Only one ballot was needed to put Nielson in charge.

"All right," said Ushur to the new captain. "You're the boss now. We're
all behind you. What are you going to do?"

"Do? I--" Nielson looked startled. He glanced at Hargraves.

The former captain sighed. It was easy enough to elect a new leader.
Vehemently he wished that all problems could be solved so easily.

"I suggest," he said, "--and this is only a suggestion--that we attempt
to find the ship, and if possible, to regain possession of her. She is
the only tool we have to work with."

"That is exactly what I was going to say," Nielson said emphatically.
"Find the ship."

To give him credit, he set about the job in a workmanlike manner,
sending two scouts ahead of the main group, throwing out a scout on each
flank. The only way they could hope to find the ship was by following
the course it had taken through the air. Since Sarkoff, in taking over
the vessel, had not disarmed them, each possessed a vibration pistol. In
a fight against ordinary enemies they would be able to give a good
account of themselves. But would any enemy they met likely be ordinary?

Hargraves drew Usher aside. "I would like to talk to you," he said.
"What actually happened when the ship was taken?"

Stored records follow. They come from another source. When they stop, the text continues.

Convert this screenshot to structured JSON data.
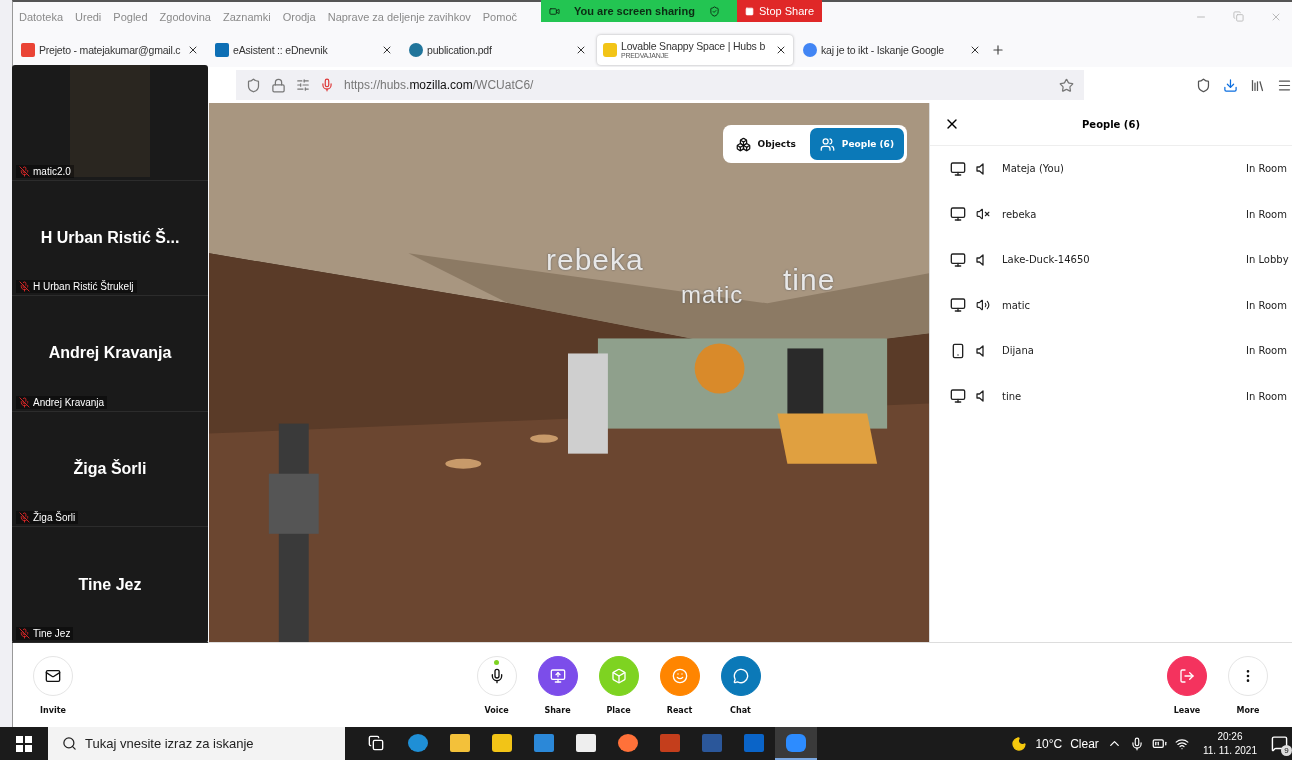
{
  "menu_bar": {
    "items": [
      "Datoteka",
      "Uredi",
      "Pogled",
      "Zgodovina",
      "Zaznamki",
      "Orodja",
      "Naprave za deljenje zavihkov",
      "Pomoč"
    ]
  },
  "sharing_banner": {
    "text": "You are screen sharing",
    "stop_label": "Stop Share"
  },
  "tabs": [
    {
      "title": "Prejeto - matejakumar@gmail.c",
      "selected": false
    },
    {
      "title": "eAsistent :: eDnevnik",
      "selected": false
    },
    {
      "title": "publication.pdf",
      "selected": false
    },
    {
      "title": "Lovable Snappy Space | Hubs b",
      "subtitle": "PREDVAJANJE",
      "selected": true
    },
    {
      "title": "kaj je to ikt - Iskanje Google",
      "selected": false
    }
  ],
  "address_bar": {
    "url": "https://hubs.**mozilla.com**/WCUatC6/"
  },
  "gallery": [
    {
      "kind": "video",
      "label": "matic2.0",
      "muted": true
    },
    {
      "kind": "name",
      "name": "H Urban Ristić Š...",
      "label": "H Urban Ristić Štrukelj",
      "muted": true
    },
    {
      "kind": "name",
      "name": "Andrej Kravanja",
      "label": "Andrej Kravanja",
      "muted": true
    },
    {
      "kind": "name",
      "name": "Žiga Šorli",
      "label": "Žiga Šorli",
      "muted": true
    },
    {
      "kind": "name",
      "name": "Tine Jez",
      "label": "Tine Jez",
      "muted": true
    }
  ],
  "scene": {
    "toggle": [
      {
        "label": "Objects",
        "selected": false
      },
      {
        "label": "People (6)",
        "selected": true
      }
    ],
    "name_tags": [
      "rebeka",
      "matic",
      "tine"
    ]
  },
  "people_panel": {
    "title": "People (6)",
    "people": [
      {
        "name": "Mateja (You)",
        "kind": "desktop",
        "muted": false,
        "speaking": false,
        "status": "In Room"
      },
      {
        "name": "rebeka",
        "kind": "desktop",
        "muted": true,
        "speaking": false,
        "status": "In Room"
      },
      {
        "name": "Lake-Duck-14650",
        "kind": "desktop",
        "muted": false,
        "speaking": false,
        "status": "In Lobby"
      },
      {
        "name": "matic",
        "kind": "desktop",
        "muted": false,
        "speaking": true,
        "status": "In Room"
      },
      {
        "name": "Dijana",
        "kind": "phone",
        "muted": false,
        "speaking": false,
        "status": "In Room"
      },
      {
        "name": "tine",
        "kind": "desktop",
        "muted": false,
        "speaking": false,
        "status": "In Room"
      }
    ]
  },
  "toolbar": {
    "left": [
      {
        "label": "Invite",
        "color": "#ffffff"
      }
    ],
    "center": [
      {
        "label": "Voice",
        "color": "#ffffff",
        "mic_on": true
      },
      {
        "label": "Share",
        "color": "#7c4dea"
      },
      {
        "label": "Place",
        "color": "#7ed321"
      },
      {
        "label": "React",
        "color": "#ff8500"
      },
      {
        "label": "Chat",
        "color": "#0b79b8"
      }
    ],
    "right": [
      {
        "label": "Leave",
        "color": "#f4335e"
      },
      {
        "label": "More",
        "color": "#ffffff"
      }
    ]
  },
  "taskbar": {
    "search_placeholder": "Tukaj vnesite izraz za iskanje",
    "apps": [
      {
        "selected": false
      },
      {
        "selected": false
      },
      {
        "selected": false
      },
      {
        "selected": false
      },
      {
        "selected": false
      },
      {
        "selected": false
      },
      {
        "selected": false
      },
      {
        "selected": false
      },
      {
        "selected": false
      },
      {
        "selected": false
      },
      {
        "selected": true
      }
    ],
    "temperature": "10°C",
    "weather": "Clear",
    "time": "20:26",
    "date": "11. 11. 2021",
    "notifications": "9"
  }
}
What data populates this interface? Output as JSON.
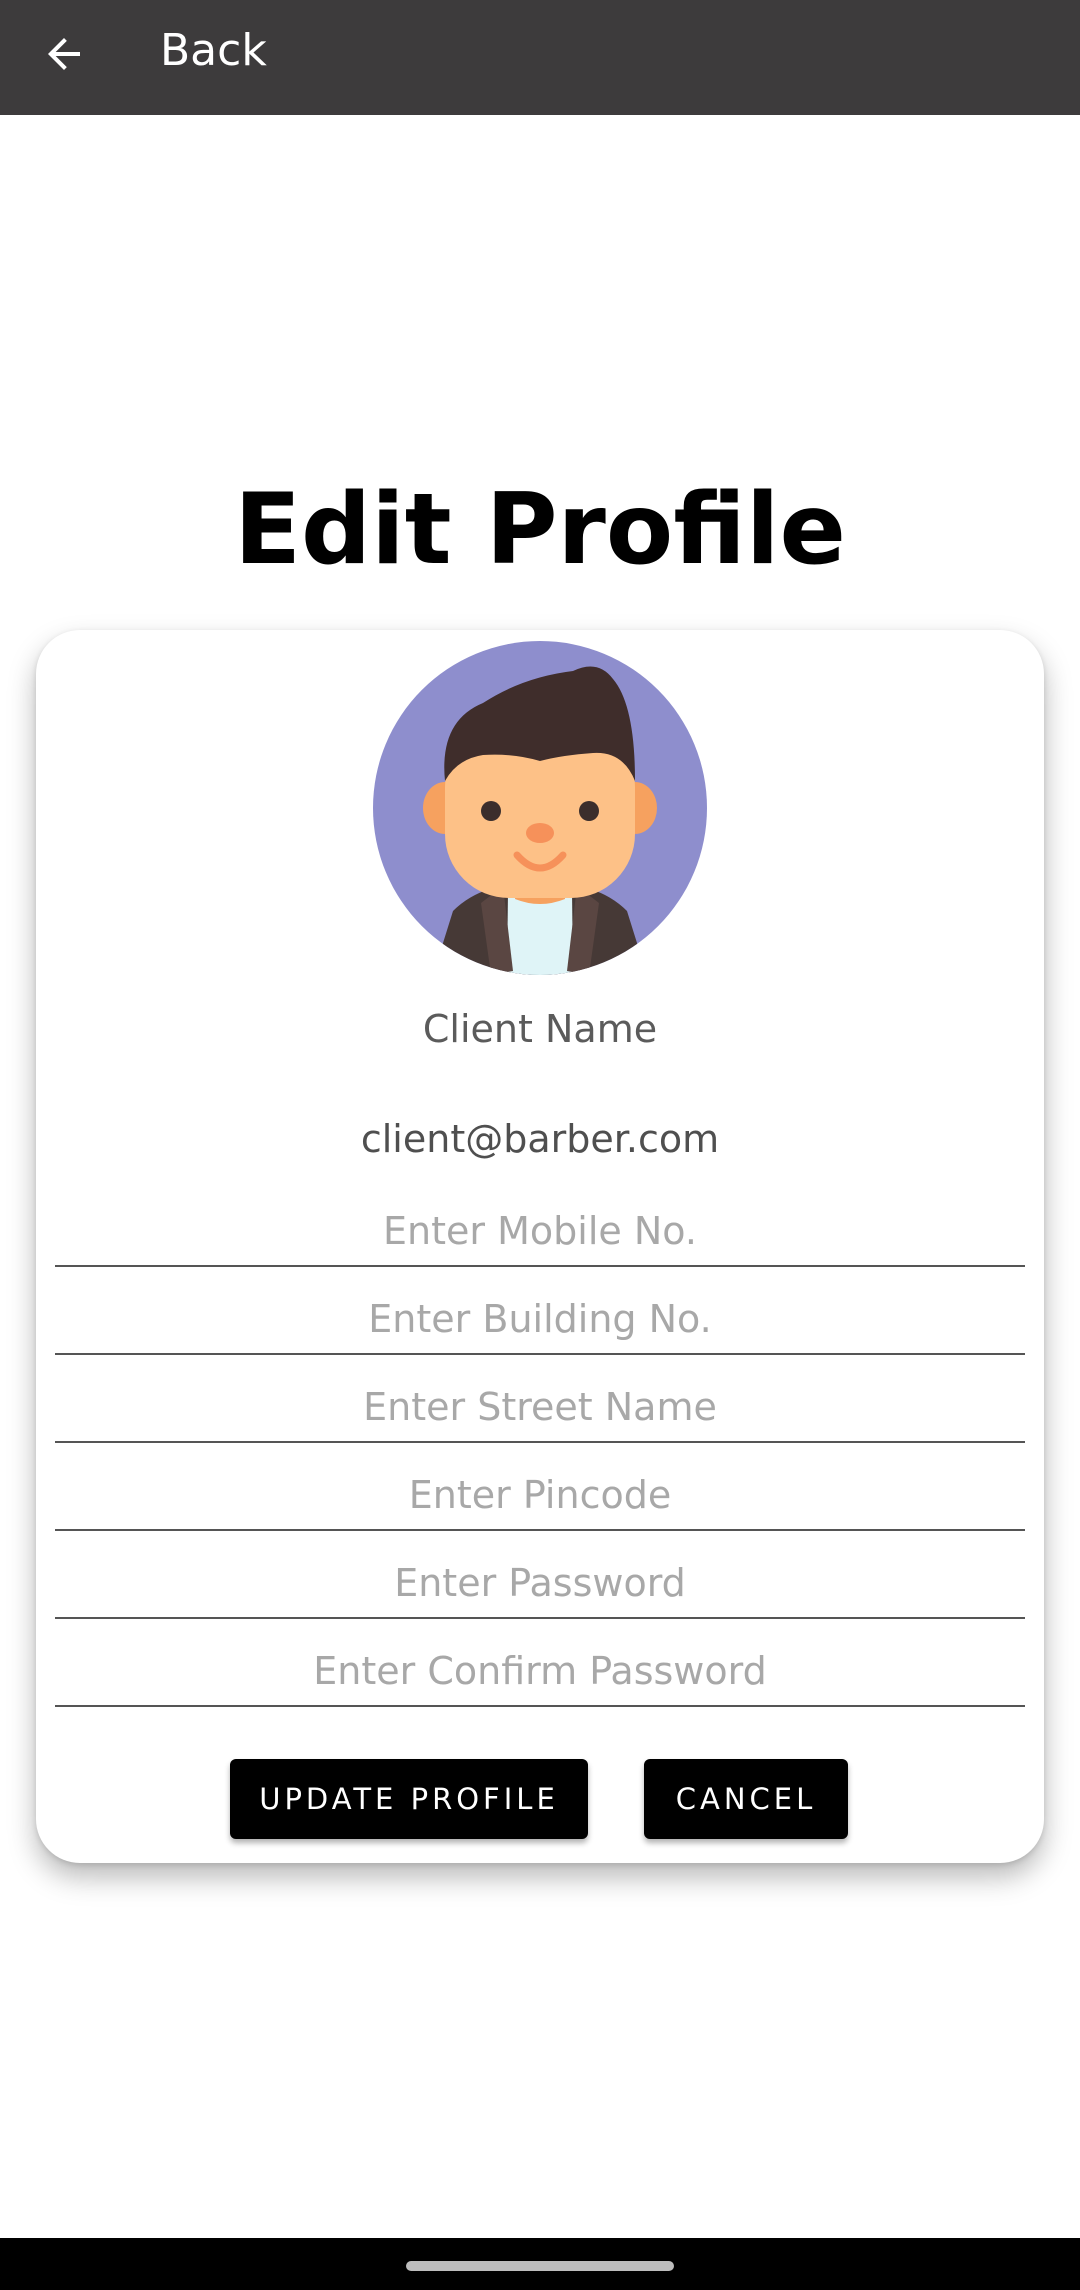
{
  "app_bar": {
    "back_label": "Back",
    "background": "#3d3b3c"
  },
  "page": {
    "title": "Edit Profile"
  },
  "profile": {
    "avatar": "boy-avatar-icon",
    "name": "Client Name",
    "email": "client@barber.com"
  },
  "form": {
    "fields": [
      {
        "name": "mobile",
        "value": "",
        "placeholder": "Enter Mobile No."
      },
      {
        "name": "building",
        "value": "",
        "placeholder": "Enter Building No."
      },
      {
        "name": "street",
        "value": "",
        "placeholder": "Enter Street Name"
      },
      {
        "name": "pincode",
        "value": "",
        "placeholder": "Enter Pincode"
      },
      {
        "name": "password",
        "value": "",
        "placeholder": "Enter Password"
      },
      {
        "name": "confirm_password",
        "value": "",
        "placeholder": "Enter Confirm Password"
      }
    ],
    "update_label": "UPDATE PROFILE",
    "cancel_label": "CANCEL"
  },
  "colors": {
    "button_bg": "#000000",
    "button_text": "#ffffff",
    "avatar_bg": "#8e8ecd"
  }
}
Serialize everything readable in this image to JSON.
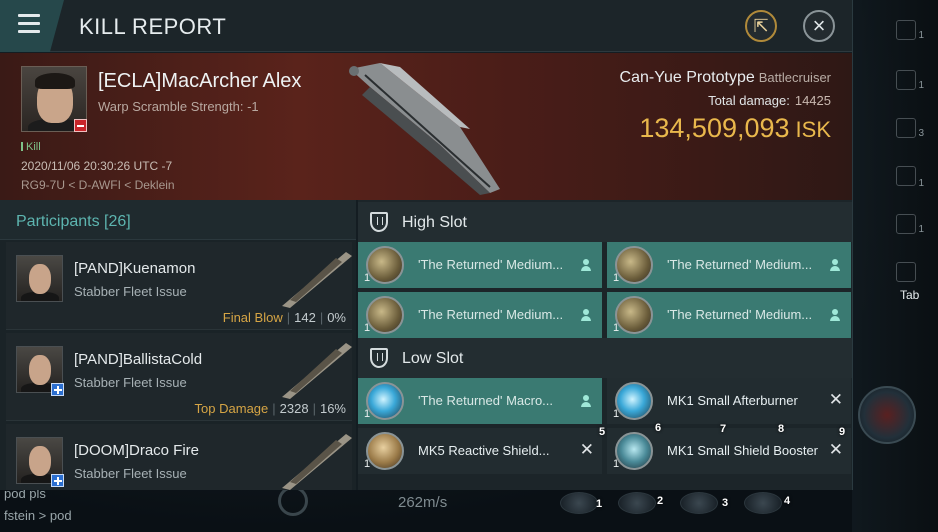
{
  "window": {
    "title": "KILL REPORT"
  },
  "victim": {
    "name": "[ECLA]MacArcher Alex",
    "warp_scramble": "Warp Scramble Strength: -1",
    "kill_tag": "Kill",
    "datetime": "2020/11/06 20:30:26 UTC -7",
    "location": "RG9-7U < D-AWFI < Deklein",
    "ship_name": "Can-Yue Prototype",
    "ship_class": "Battlecruiser",
    "total_damage_label": "Total damage:",
    "total_damage": "14425",
    "isk_value": "134,509,093",
    "isk_unit": "ISK"
  },
  "participants": {
    "title": "Participants [26]",
    "items": [
      {
        "name": "[PAND]Kuenamon",
        "ship": "Stabber Fleet Issue",
        "tag": "Final Blow",
        "damage": "142",
        "percent": "0%"
      },
      {
        "name": "[PAND]BallistaCold",
        "ship": "Stabber Fleet Issue",
        "tag": "Top Damage",
        "damage": "2328",
        "percent": "16%"
      },
      {
        "name": "[DOOM]Draco Fire",
        "ship": "Stabber Fleet Issue",
        "tag": "",
        "damage": "",
        "percent": ""
      }
    ]
  },
  "fitting": {
    "high_slot": {
      "title": "High Slot",
      "modules": [
        {
          "name": "'The Returned' Medium...",
          "qty": "1"
        },
        {
          "name": "'The Returned' Medium...",
          "qty": "1"
        },
        {
          "name": "'The Returned' Medium...",
          "qty": "1"
        },
        {
          "name": "'The Returned' Medium...",
          "qty": "1"
        }
      ]
    },
    "low_slot": {
      "title": "Low Slot",
      "modules": [
        {
          "name": "'The Returned' Macro...",
          "qty": "1"
        },
        {
          "name": "MK1 Small Afterburner",
          "qty": "1"
        },
        {
          "name": "MK5 Reactive Shield...",
          "qty": "1"
        },
        {
          "name": "MK1 Small Shield Booster",
          "qty": "1"
        }
      ]
    }
  },
  "hud": {
    "tab_label": "Tab",
    "speed": "262m/s",
    "chat_lines": [
      "pod pls",
      "fstein > pod"
    ],
    "slot_numbers": [
      "1",
      "2",
      "3",
      "4",
      "5",
      "6",
      "7",
      "8",
      "9"
    ],
    "side_numbers": [
      "1",
      "1",
      "3",
      "1",
      "1"
    ]
  },
  "colors": {
    "accent_teal": "#3a7a72",
    "isk_gold": "#e9b84c",
    "kill_green": "#7fc48a",
    "header_red": "#5a231b"
  },
  "icons": {
    "menu": "hamburger-icon",
    "share": "share-icon",
    "close": "close-icon",
    "slot": "shield-icon",
    "owner": "person-icon",
    "destroyed": "x-icon"
  }
}
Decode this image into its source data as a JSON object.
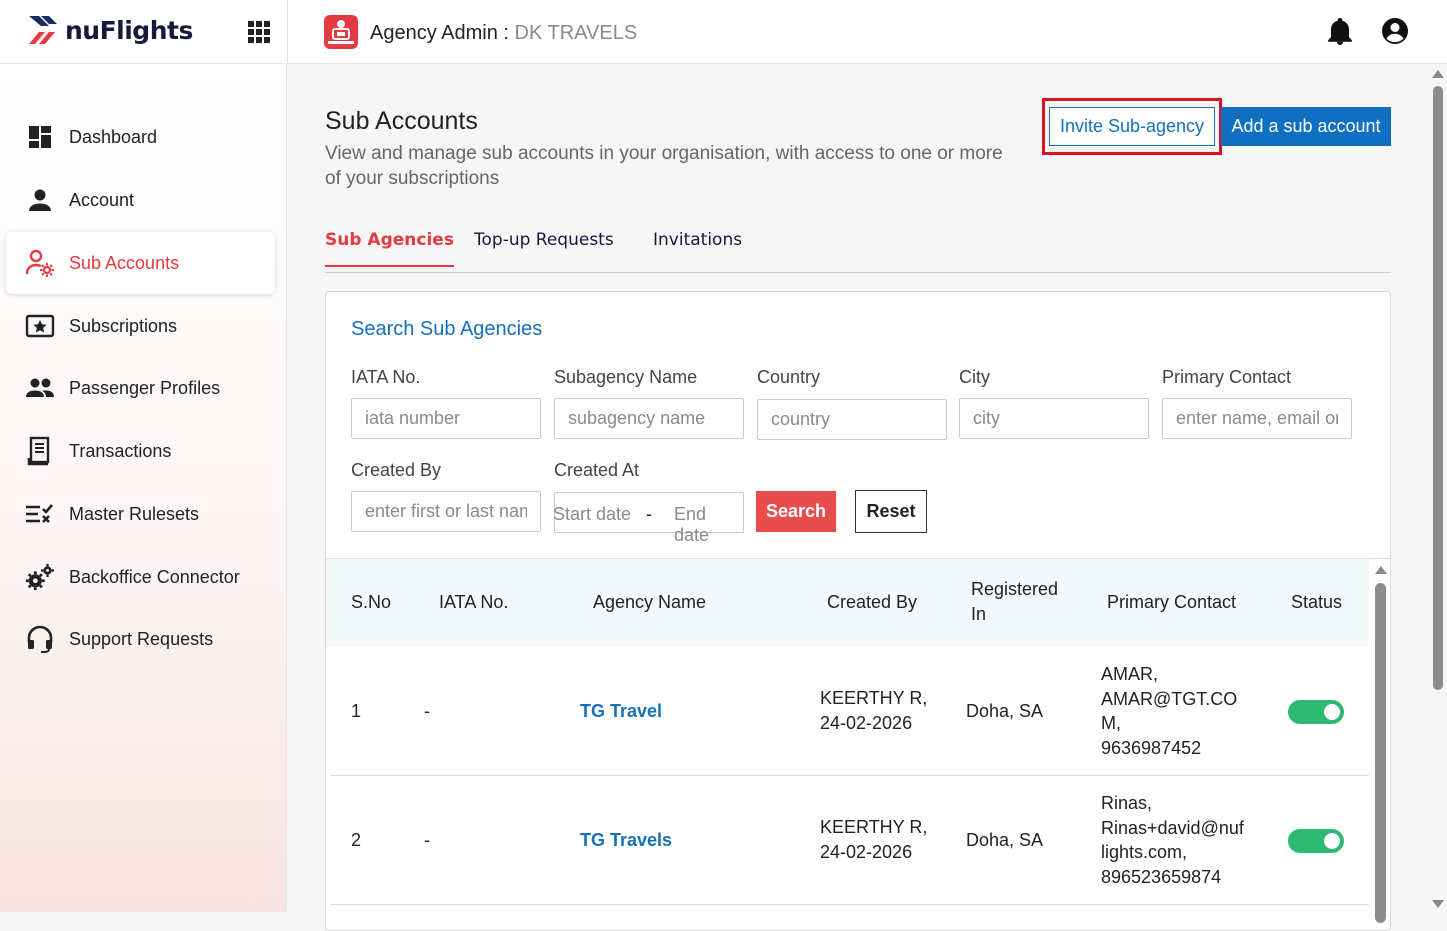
{
  "header": {
    "logo_text": "nuFlights",
    "title_prefix": "Agency Admin : ",
    "agency_name": "DK TRAVELS"
  },
  "sidebar": {
    "items": [
      {
        "label": "Dashboard",
        "icon": "dashboard-icon"
      },
      {
        "label": "Account",
        "icon": "person-icon"
      },
      {
        "label": "Sub Accounts",
        "icon": "sub-accounts-icon",
        "active": true
      },
      {
        "label": "Subscriptions",
        "icon": "subscriptions-icon"
      },
      {
        "label": "Passenger Profiles",
        "icon": "people-icon"
      },
      {
        "label": "Transactions",
        "icon": "receipt-icon"
      },
      {
        "label": "Master Rulesets",
        "icon": "rules-icon"
      },
      {
        "label": "Backoffice Connector",
        "icon": "gears-icon"
      },
      {
        "label": "Support Requests",
        "icon": "headset-icon"
      }
    ]
  },
  "main": {
    "title": "Sub Accounts",
    "description": "View and manage sub accounts in your organisation, with access to one or more of your subscriptions",
    "invite_button": "Invite Sub-agency",
    "add_button": "Add a sub account",
    "tabs": [
      "Sub Agencies",
      "Top-up Requests",
      "Invitations"
    ]
  },
  "search": {
    "title": "Search Sub Agencies",
    "labels": {
      "iata": "IATA No.",
      "subagency": "Subagency Name",
      "country": "Country",
      "city": "City",
      "primary_contact": "Primary Contact",
      "created_by": "Created By",
      "created_at": "Created At"
    },
    "placeholders": {
      "iata": "iata number",
      "subagency": "subagency name",
      "country": "country",
      "city": "city",
      "primary_contact": "enter name, email or",
      "created_by": "enter first or last nam",
      "start_date": "Start date",
      "end_date": "End date"
    },
    "date_separator": "-",
    "search_button": "Search",
    "reset_button": "Reset"
  },
  "table": {
    "headers": {
      "sno": "S.No",
      "iata": "IATA No.",
      "agency": "Agency Name",
      "created_by": "Created By",
      "registered_line1": "Registered",
      "registered_line2": "In",
      "contact": "Primary Contact",
      "status": "Status"
    },
    "rows": [
      {
        "sno": "1",
        "iata": "-",
        "agency": "TG Travel",
        "created_by_name": "KEERTHY R,",
        "created_by_date": "24-02-2026",
        "registered_in": "Doha, SA",
        "contact_lines": [
          "AMAR,",
          "AMAR@TGT.CO",
          "M,",
          "9636987452"
        ],
        "status_on": true
      },
      {
        "sno": "2",
        "iata": "-",
        "agency": "TG Travels",
        "created_by_name": "KEERTHY R,",
        "created_by_date": "24-02-2026",
        "registered_in": "Doha, SA",
        "contact_lines": [
          "Rinas,",
          "Rinas+david@nuf",
          "lights.com,",
          "896523659874"
        ],
        "status_on": true
      }
    ]
  }
}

"I don't know, Jed," the archeologist ruefully answered. "I was in my
cabin. The first thing I knew I heard a hell of a hullabaloo going on up
in the control room. I dashed up there to see what was going on."

"What was happening?"

"Nielson, Rodney, Turner, and a couple of others were there. So
were--well, they looked like Sarkoff and Ron Val. Nielson was getting up
off the floor. Sarkoff and Ron Val had both drawn their guns and were
covering the group. When I came charging in, Sarkoff covered me. Before
I could recover from my surprise, he and Ron Val had kicked every one of
us out of the ship. Then they took off." The archeologist shook his
shaggy head.

"Ron Val was helping?"

"No question about it. Which means, of course, that he was either under
some subtle form of hypnosis, or _it_ wasn't Ron Val. I would bet my
life on his loyalty."

       *       *       *       *       *

"So would I," said Hargraves. And the memory came back of how thrilled
Ron Val had been at the prospect of landing on this, world. "It would
mean a lot to find people here. We could exchange experiences, learn a
lot," Ron Val had said, his face glowing at the thought. All the others
had felt the same way. The Third Interstellar Expedition had no military
ambitions. It was not bent on conquest. The solar system had outgrown
military expeditions, war, and the thought of war, and cruisers went out
from it not to fight but to learn. Knowledge was the thing they sought,
all knowledge, so the human race could determine its place in the
cosmos, could know the history of all things past, could possibly
forecast the shape of things to come.

The landing of the Third Interstellar Expedition on this Vegan world had
been a part of a vast evolution, a march that, starting on earth so long
ago that all history of it was forever lost, was now reaching out across
the cosmos. A new evolution! Ron Val had always been talking about this
new evolution. It was one of his favorite subjects.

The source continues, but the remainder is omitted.